Pourtant, rigoureusement appliquée, comme cela a été dans le passé elle pourrait être à la fois dissuasive contre certaines dérives et devenir un puissant stimulant pour booster les performances dans le secteur de l’éducation. Pour une école de rigueur et de responsabilité.
En définitive, l’assainissement du secteur de l’enseignement, plus qu’une nécessité, demeure une urgence. Une meilleure maîtrise du pilotage du système éducatif doit reposer sur l’esprit de rigueur et de responsabilité.

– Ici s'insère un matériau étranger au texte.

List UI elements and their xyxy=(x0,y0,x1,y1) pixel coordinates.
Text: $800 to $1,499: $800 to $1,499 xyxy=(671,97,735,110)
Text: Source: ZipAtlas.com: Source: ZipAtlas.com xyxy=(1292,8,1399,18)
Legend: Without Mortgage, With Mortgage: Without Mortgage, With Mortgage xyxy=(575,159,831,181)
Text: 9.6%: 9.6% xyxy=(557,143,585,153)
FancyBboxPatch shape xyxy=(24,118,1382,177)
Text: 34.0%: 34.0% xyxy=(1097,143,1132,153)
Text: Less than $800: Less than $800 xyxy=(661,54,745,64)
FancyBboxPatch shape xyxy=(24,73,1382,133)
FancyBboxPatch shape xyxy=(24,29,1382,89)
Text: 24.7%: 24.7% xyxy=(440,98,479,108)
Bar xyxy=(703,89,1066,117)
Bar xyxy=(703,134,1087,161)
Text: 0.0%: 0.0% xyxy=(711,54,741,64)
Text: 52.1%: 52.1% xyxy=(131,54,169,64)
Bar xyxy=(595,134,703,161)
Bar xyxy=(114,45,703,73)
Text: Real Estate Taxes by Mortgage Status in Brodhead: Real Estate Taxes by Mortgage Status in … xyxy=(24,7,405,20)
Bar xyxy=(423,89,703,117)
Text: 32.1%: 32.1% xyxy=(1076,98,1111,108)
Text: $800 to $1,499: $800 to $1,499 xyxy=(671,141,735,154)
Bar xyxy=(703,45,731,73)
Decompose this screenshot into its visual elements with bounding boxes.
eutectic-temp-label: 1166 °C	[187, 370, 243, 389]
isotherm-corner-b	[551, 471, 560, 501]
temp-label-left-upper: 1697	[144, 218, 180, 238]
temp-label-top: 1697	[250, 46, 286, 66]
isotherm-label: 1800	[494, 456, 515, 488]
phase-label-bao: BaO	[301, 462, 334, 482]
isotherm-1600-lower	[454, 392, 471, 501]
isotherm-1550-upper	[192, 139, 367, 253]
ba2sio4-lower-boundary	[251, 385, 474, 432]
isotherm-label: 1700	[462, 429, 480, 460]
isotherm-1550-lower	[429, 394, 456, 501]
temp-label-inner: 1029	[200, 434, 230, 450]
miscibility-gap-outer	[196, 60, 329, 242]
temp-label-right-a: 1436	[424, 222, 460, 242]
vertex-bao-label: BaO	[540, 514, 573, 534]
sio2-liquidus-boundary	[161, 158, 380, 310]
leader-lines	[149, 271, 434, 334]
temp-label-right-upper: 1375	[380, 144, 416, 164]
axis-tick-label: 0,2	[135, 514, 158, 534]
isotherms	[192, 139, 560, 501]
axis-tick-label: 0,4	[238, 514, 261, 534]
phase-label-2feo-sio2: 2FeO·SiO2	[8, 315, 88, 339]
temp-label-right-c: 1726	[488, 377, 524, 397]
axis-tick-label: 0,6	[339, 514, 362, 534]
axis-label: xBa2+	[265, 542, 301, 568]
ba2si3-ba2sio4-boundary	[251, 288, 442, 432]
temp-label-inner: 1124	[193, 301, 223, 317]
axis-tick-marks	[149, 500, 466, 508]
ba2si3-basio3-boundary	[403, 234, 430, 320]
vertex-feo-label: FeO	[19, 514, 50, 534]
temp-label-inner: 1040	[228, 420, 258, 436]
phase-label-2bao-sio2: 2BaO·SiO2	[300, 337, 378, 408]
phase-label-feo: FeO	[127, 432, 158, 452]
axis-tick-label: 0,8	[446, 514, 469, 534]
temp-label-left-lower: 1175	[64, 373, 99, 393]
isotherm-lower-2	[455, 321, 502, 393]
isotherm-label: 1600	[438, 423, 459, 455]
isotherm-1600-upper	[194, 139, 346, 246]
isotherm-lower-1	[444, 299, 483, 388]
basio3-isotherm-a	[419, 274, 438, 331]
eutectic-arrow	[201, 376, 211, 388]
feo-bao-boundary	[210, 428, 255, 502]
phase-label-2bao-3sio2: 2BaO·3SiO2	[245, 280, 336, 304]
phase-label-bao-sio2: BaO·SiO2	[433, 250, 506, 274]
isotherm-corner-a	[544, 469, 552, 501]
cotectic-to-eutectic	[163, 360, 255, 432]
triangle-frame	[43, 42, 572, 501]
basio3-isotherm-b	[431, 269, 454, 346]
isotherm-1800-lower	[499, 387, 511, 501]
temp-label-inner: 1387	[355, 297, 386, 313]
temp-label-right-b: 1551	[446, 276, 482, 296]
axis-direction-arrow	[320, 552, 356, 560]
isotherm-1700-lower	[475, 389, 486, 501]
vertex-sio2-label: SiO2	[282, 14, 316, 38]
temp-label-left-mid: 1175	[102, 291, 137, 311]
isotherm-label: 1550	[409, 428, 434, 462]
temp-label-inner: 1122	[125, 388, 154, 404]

Dans cette optique, il convient d’améliorer le management des établissements scolaires. L’ancienneté ne doit plus être l’unique critère pour accéder au poste de chef d’établissement. La compétence et la probité morale doivent être privilégiées. L’évaluation professionnelle doit être plus rigoureuse et objective en mettant l’accent sur les principes éthiques et déontologiques.
L’enseignement de qualité auquel les élèves ont droit devrait reposer avant tout sur une gestion de qualité des établissements scolaires. Le salut de l’école publique ne peut provenir que d’une refonte des mentalités.